We have some thoughts on studio technique…

[Video]
[3.29]
Katherine St Asaph: Would be a solid Eurodance song, if the vocals weren’t recorded with a Fisher-Price toy.
[2]
Wayne Weizhen Zhang: Was this sonically engineered by the same people who did that Ashley O Black Mirror episode?
[3]
Will Adams: What is going on with the vocals here? Tiffany sounds like she’s suspended in Jell-O. Is it the mixing, blurring her vocals into the disco-pop production via Auto-Tune and EQ? Is it just her performance, made additionally strange considering how clear she sounded on “I Just Wanna Dance”? What could have been a simple, sleek Tame Impala-sampling number is saddled by its odd choices.
[5]
William John: The conceit seems to be that Tiffany Young is singing this while ascending toward the troposphere, in search of greater, celestial bodies, while us plebs listen to her back down on the ground.
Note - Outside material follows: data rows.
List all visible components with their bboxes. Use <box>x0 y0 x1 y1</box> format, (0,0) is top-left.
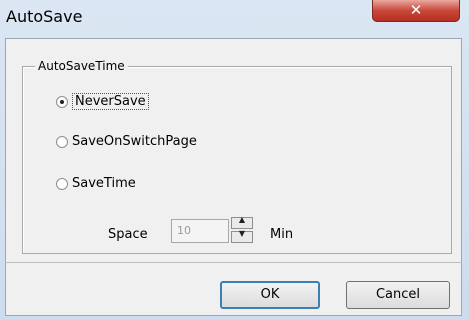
label-save-on-switch-page: SaveOnSwitchPage <box>72 134 197 149</box>
option-never-save[interactable]: NeverSave <box>56 93 149 110</box>
window-title: AutoSave <box>6 7 83 26</box>
interval-input[interactable]: 10 <box>171 219 229 243</box>
arrow-down-icon: ▼ <box>238 229 246 238</box>
ok-button[interactable]: OK <box>220 281 320 309</box>
space-label: Space <box>108 227 148 242</box>
radio-save-time[interactable] <box>56 177 68 190</box>
option-save-on-switch-page[interactable]: SaveOnSwitchPage <box>56 134 197 149</box>
stepper-down-button[interactable]: ▼ <box>231 229 253 243</box>
stepper-up-button[interactable]: ▲ <box>231 215 253 229</box>
radio-save-on-switch-page[interactable] <box>56 135 68 148</box>
close-button[interactable]: ✕ <box>372 0 460 22</box>
interval-stepper[interactable]: ▲ ▼ <box>231 215 255 243</box>
divider <box>5 262 462 263</box>
close-icon: ✕ <box>409 1 423 19</box>
arrow-up-icon: ▲ <box>238 215 246 224</box>
group-label: AutoSaveTime <box>35 59 128 73</box>
label-never-save: NeverSave <box>72 93 149 110</box>
option-save-time[interactable]: SaveTime <box>56 176 136 191</box>
label-save-time: SaveTime <box>72 176 136 191</box>
unit-label: Min <box>270 227 294 242</box>
radio-never-save[interactable] <box>56 95 68 108</box>
autosave-dialog: AutoSave ✕ AutoSaveTime NeverSave SaveOn… <box>0 0 469 320</box>
cancel-button[interactable]: Cancel <box>346 281 450 309</box>
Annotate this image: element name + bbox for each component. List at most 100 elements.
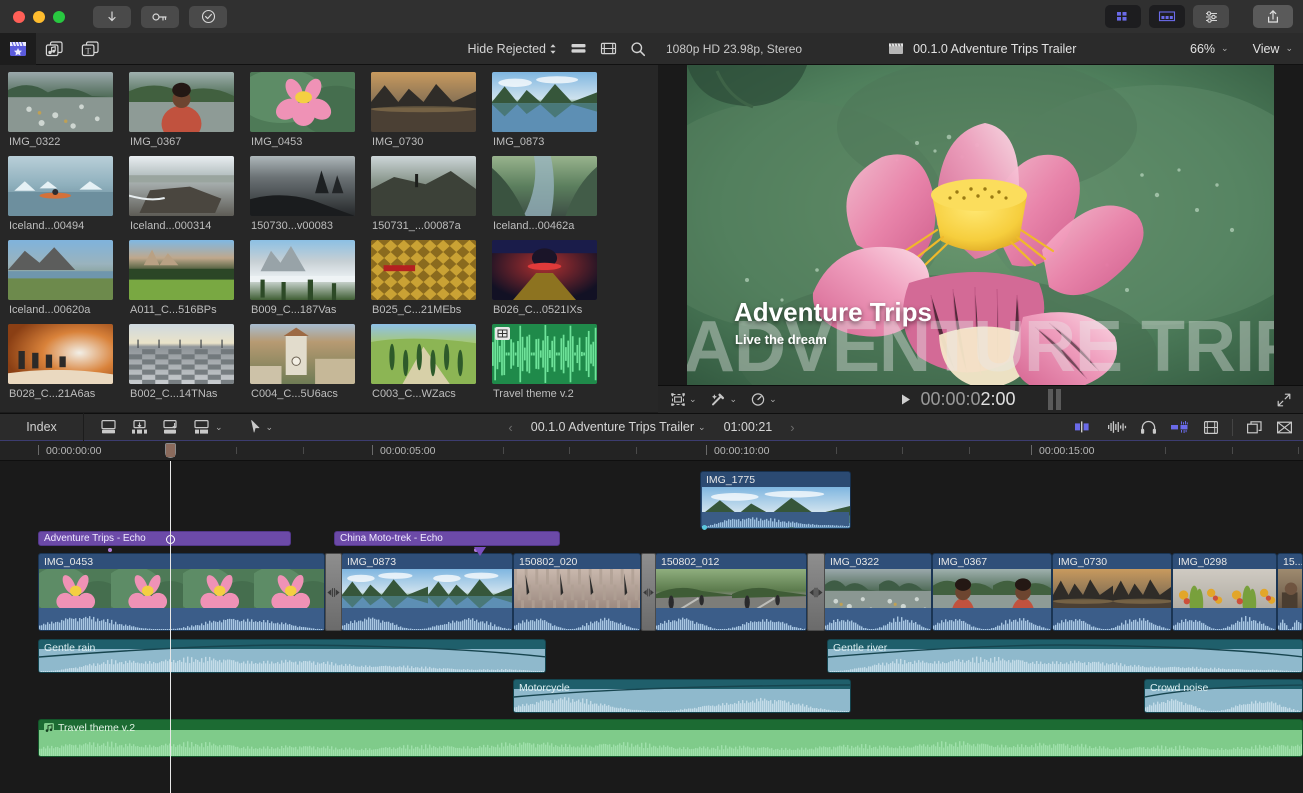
clip-thumbnail[interactable] — [371, 240, 476, 300]
browser-clip-item[interactable]: C004_C...5U6acs — [250, 324, 370, 400]
transform-menu[interactable]: ⌄ — [670, 392, 697, 407]
browser-list-view-button[interactable] — [1149, 5, 1185, 28]
connect-clip-icon[interactable] — [161, 419, 180, 435]
maximize-window-button[interactable] — [53, 11, 65, 23]
timeline-video-clip[interactable]: IMG_0453 — [38, 553, 325, 631]
clip-thumbnail[interactable] — [492, 72, 597, 132]
close-window-button[interactable] — [13, 11, 25, 23]
close-timeline-icon[interactable] — [1276, 420, 1293, 435]
timeline-transition[interactable] — [325, 553, 342, 631]
viewer-zoom-level[interactable]: 66% — [1190, 42, 1215, 56]
headphones-icon[interactable] — [1140, 420, 1157, 435]
clip-thumbnail[interactable] — [250, 72, 355, 132]
detach-window-icon[interactable] — [1246, 420, 1263, 435]
timeline-audio-clip[interactable]: Crowd noise — [1144, 679, 1303, 713]
timeline-video-clip[interactable]: IMG_0873 — [341, 553, 513, 631]
browser-clip-item[interactable]: IMG_0730 — [371, 72, 491, 148]
timeline-title-clip[interactable]: China Moto-trek - Echo — [334, 531, 560, 546]
clip-thumbnail[interactable] — [8, 72, 113, 132]
timeline-video-clip[interactable]: IMG_0367 — [932, 553, 1052, 631]
browser-clip-grid[interactable]: IMG_0322 IMG_0367 IMG_0453 IMG_0730 IMG_… — [0, 65, 658, 412]
retime-menu[interactable]: ⌄ — [750, 392, 777, 407]
search-icon[interactable] — [630, 41, 646, 57]
browser-clip-item[interactable]: B028_C...21A6as — [8, 324, 128, 400]
clip-appearance-icon[interactable] — [600, 41, 617, 56]
chevron-down-icon[interactable]: ⌄ — [215, 422, 223, 433]
timeline-video-clip[interactable]: 150802_012 — [655, 553, 807, 631]
clip-thumbnail[interactable] — [492, 156, 597, 216]
browser-clip-item[interactable]: Iceland...000314 — [129, 156, 249, 232]
next-project-arrow[interactable]: › — [790, 420, 794, 435]
browser-clip-item[interactable]: B009_C...187Vas — [250, 240, 370, 316]
browser-clip-item[interactable]: IMG_0367 — [129, 72, 249, 148]
clip-thumbnail[interactable] — [250, 240, 355, 300]
browser-clip-item[interactable]: B026_C...0521IXs — [492, 240, 612, 316]
clip-thumbnail[interactable] — [250, 324, 355, 384]
clip-thumbnail[interactable] — [129, 240, 234, 300]
browser-clip-item[interactable]: B002_C...14TNas — [129, 324, 249, 400]
timeline-transition[interactable] — [641, 553, 656, 631]
keychain-button[interactable] — [141, 6, 179, 28]
clip-thumbnail[interactable] — [250, 156, 355, 216]
browser-clip-item[interactable]: Travel theme v.2 — [492, 324, 612, 400]
timeline-canvas[interactable]: IMG_1775 Adventure Trips - Echo China Mot… — [0, 461, 1303, 793]
fullscreen-icon[interactable] — [1276, 392, 1292, 408]
clip-thumbnail[interactable] — [129, 156, 234, 216]
timeline-transition[interactable] — [807, 553, 825, 631]
arrow-select-icon[interactable] — [249, 419, 262, 435]
inspector-button[interactable] — [1193, 5, 1229, 28]
browser-clip-item[interactable]: 150730...v00083 — [250, 156, 370, 232]
timeline-video-clip[interactable]: IMG_0298 — [1172, 553, 1277, 631]
clip-thumbnail[interactable] — [129, 324, 234, 384]
filmstrip-view-icon[interactable] — [570, 41, 587, 56]
timeline-connected-clip[interactable]: IMG_1775 — [700, 471, 851, 529]
timeline-index-button[interactable]: Index — [0, 413, 84, 441]
chevron-down-icon[interactable]: ⌄ — [698, 422, 706, 433]
timeline-audio-clip[interactable]: Gentle rain — [38, 639, 546, 673]
browser-clip-item[interactable]: IMG_0322 — [8, 72, 128, 148]
play-icon[interactable] — [900, 393, 912, 406]
tab-titles-generators[interactable]: T — [72, 33, 108, 65]
hide-rejected-dropdown[interactable]: Hide Rejected — [467, 42, 557, 56]
clip-thumbnail[interactable] — [8, 240, 113, 300]
timeline-audio-clip[interactable]: Gentle river — [827, 639, 1303, 673]
clip-thumbnail[interactable] — [8, 324, 113, 384]
minimize-window-button[interactable] — [33, 11, 45, 23]
overwrite-clip-icon[interactable] — [192, 419, 211, 435]
pause-icon[interactable] — [1048, 389, 1061, 410]
view-menu-label[interactable]: View — [1253, 42, 1280, 56]
filmstrip-settings-icon[interactable] — [1203, 420, 1219, 435]
audio-lanes-icon[interactable] — [1170, 420, 1190, 434]
timeline-video-clip[interactable]: 150802_020 — [513, 553, 641, 631]
tab-libraries[interactable] — [0, 33, 36, 65]
timeline-music-clip[interactable]: Travel theme v.2 — [38, 719, 1303, 757]
clip-thumbnail[interactable] — [129, 72, 234, 132]
timeline-audio-clip[interactable]: Motorcycle — [513, 679, 851, 713]
append-to-storyline-icon[interactable] — [99, 419, 118, 435]
share-button[interactable] — [1253, 5, 1293, 28]
clip-thumbnail[interactable] — [371, 72, 476, 132]
browser-clip-item[interactable]: Iceland...00494 — [8, 156, 128, 232]
clip-thumbnail[interactable] — [8, 156, 113, 216]
chevron-down-icon[interactable]: ⌄ — [1221, 43, 1229, 54]
timeline-playhead[interactable] — [170, 461, 171, 793]
chevron-down-icon[interactable]: ⌄ — [266, 422, 274, 433]
chevron-down-icon[interactable]: ⌄ — [689, 394, 697, 405]
audio-meters-icon[interactable] — [1074, 420, 1094, 434]
clip-thumbnail[interactable] — [492, 324, 597, 384]
timeline-ruler[interactable]: 00:00:00:0000:00:05:0000:00:10:0000:00:1… — [0, 441, 1303, 461]
insert-clip-icon[interactable] — [130, 419, 149, 435]
browser-clip-item[interactable]: C003_C...WZacs — [371, 324, 491, 400]
clip-thumbnail[interactable] — [371, 324, 476, 384]
browser-clip-item[interactable]: A011_C...516BPs — [129, 240, 249, 316]
timeline-project-menu[interactable]: 00.1.0 Adventure Trips Trailer ⌄ — [531, 420, 706, 434]
enhance-menu[interactable]: ⌄ — [710, 392, 738, 407]
chevron-down-icon[interactable]: ⌄ — [730, 394, 738, 405]
clip-thumbnail[interactable] — [371, 156, 476, 216]
tab-photos-audio[interactable] — [36, 33, 72, 65]
download-button[interactable] — [93, 6, 131, 28]
waveform-icon[interactable] — [1107, 420, 1127, 434]
viewer-video-frame[interactable]: ADVENTURE TRIPS Adventure Trips Live the… — [687, 65, 1274, 385]
timeline-title-clip[interactable]: Adventure Trips - Echo — [38, 531, 291, 546]
browser-clip-item[interactable]: Iceland...00620a — [8, 240, 128, 316]
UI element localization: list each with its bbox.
That, or the vocal production is just really poor. Either way, she sounds as if she’s some distance from the rest of us, and that vacancy renders her personal magnetism hard to discern, despite her clever dispersing of house piano here and there.
[5]
Kayla Beardslee: Some spark is missing here, preventing the song from exploding the way it deserves to. The production in the verses is lackluster, and even the bouncy piano in the chorus can’t quite make up for it. Young’s vocals are believably desperate as she draws out “Magnetic moon/Pulls me to you/With your ocean arms,” but she seems to suddenly forget her emotions on the “pulling me to you” hook, where her voice falls away into nothingness instead of bringing the listener closer.
[5]
Joshua Minsoo Kim: Tiffany Young’s solo songs are unimaginative, devoid of personality, and a reminder that K-pop is great for reasons beyond the singers. The lyrics aim for inspirational and enigmatic evocation, but the beat limps forward with zero verve. SM’s singles would never be this terribly mixed in 2019, nor would their vocal performances contain such marble-mouthed enunciating.
[0]
Alfred Soto: It takes guilelessness or cunning to slather airhorn falsetto over a putative dance track in which a slurry of clichés competes and wins. Or indifference.